Young people, often part of the “hidden homelessness” population, find themselves having to make the tough decision of either living on the streets or living in precarious situations. We believe that these numbers are a conservative estimate, and don’t encompass the entire problem. The issue of youth homelessness is a multifaceted challenge that warrants our utmost attention. 
Overwhelming Demand 
The Homeless Count isn’t just about figures; it reflects the increasing demand for supports and services to aid vulnerable youth. The Point-in-Time Count (a 24-hour snapshot of the minimum amount of people experiencing homelessness) echoes this overwhelming demand. The programs designed to support these youth are already at full capacity, and the housing crisis, coupled with the lack of developmentally appropriate options in the community, has left an unprecedented number of youth unable to access the residential programs they desperately need.  

As an agency, we strongly uphold the belief that investing in youth is synonymous with investing in the broader community. We are unreservedly dedicated to advocating for safe and affordable housing, paired with comprehensive support programs tailored to the unique needs of the young residents at CHV. We can’t resolve the crisis alone. It requires a collective shift in thinking, public policy, and a community-wide effort. 

The Faces Behind the Numbers 
It is vital to remember that the statistics represent real individuals grappling with homelessness. Over 47% of those surveyed experienced homelessness for the first time as young people, who are often coming from backgrounds that involve foster care or group homes.
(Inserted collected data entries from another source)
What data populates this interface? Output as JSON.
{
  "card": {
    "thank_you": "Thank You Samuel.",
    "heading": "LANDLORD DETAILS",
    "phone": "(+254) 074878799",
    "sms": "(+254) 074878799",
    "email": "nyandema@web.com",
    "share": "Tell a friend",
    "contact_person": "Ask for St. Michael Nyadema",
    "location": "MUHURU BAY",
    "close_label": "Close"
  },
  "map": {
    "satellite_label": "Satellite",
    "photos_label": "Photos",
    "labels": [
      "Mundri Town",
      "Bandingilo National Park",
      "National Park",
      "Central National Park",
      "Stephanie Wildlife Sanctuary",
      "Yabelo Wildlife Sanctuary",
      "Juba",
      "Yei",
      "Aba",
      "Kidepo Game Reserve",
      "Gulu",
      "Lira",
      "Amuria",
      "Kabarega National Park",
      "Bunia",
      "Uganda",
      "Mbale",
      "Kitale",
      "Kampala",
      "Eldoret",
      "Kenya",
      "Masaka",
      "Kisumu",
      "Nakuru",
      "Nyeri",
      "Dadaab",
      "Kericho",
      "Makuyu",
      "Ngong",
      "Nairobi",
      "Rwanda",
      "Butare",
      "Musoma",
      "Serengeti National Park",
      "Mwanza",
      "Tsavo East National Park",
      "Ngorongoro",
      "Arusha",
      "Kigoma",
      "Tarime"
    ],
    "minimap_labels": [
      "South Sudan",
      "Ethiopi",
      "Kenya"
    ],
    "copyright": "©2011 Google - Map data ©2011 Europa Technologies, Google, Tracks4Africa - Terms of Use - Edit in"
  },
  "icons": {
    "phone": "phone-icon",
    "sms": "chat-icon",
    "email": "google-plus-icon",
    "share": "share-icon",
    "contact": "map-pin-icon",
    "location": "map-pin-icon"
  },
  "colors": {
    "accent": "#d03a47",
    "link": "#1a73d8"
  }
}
Furthermore, the presence of 91 unhoused individuals with at least one child, highlights the transgenerational nature of the trauma and issues that vulnerable and homeless youth face. 

The statistics also show a disproportionate representation of Indigenous individuals, 2SLGBTQAI+ youth, transgender youth, and visible minorities, among the homeless population. These disparities underscore the need for diverse and inclusive support systems. 

The Cost-of-Living Crisis 
A noteworthy statistic shows that 35% of respondents became homeless due to inadequate income, which underscores the profound impact that the rising cost of living and the housing crisis have on society’s most vulnerable members.  

While various levels of government have announced housing and social infrastructure initiatives, the collective efforts thus far represent only a fraction of the required response. Additional funding and structural changes are essential to address the systemic failures that have led to the current crisis. 

Our Commitment to Youth 
Amidst these challenges, our commitment to provide 24/7 care and support for vulnerable and homeless youth is now more crucial than ever. Since our programs and services are primarily funded by individuals, companies, and foundations, we rely on our community of supporters — generous people like you — to help keep our doors open for young people in need. As we approach a challenging season for the youth we serve, we call upon individuals and the community to consider making donations to support our mission. 

The homelessness crisis in Greater Vancouver is an issue that warrants our collective attention and action. Covenant House Vancouver is actively working to address this crisis, but we acknowledge that we cannot do it alone. It requires a community-wide response. Together, we can provide safe and affordable housing, along with the necessary support systems to ensure that youth receive the care and respect they deserve.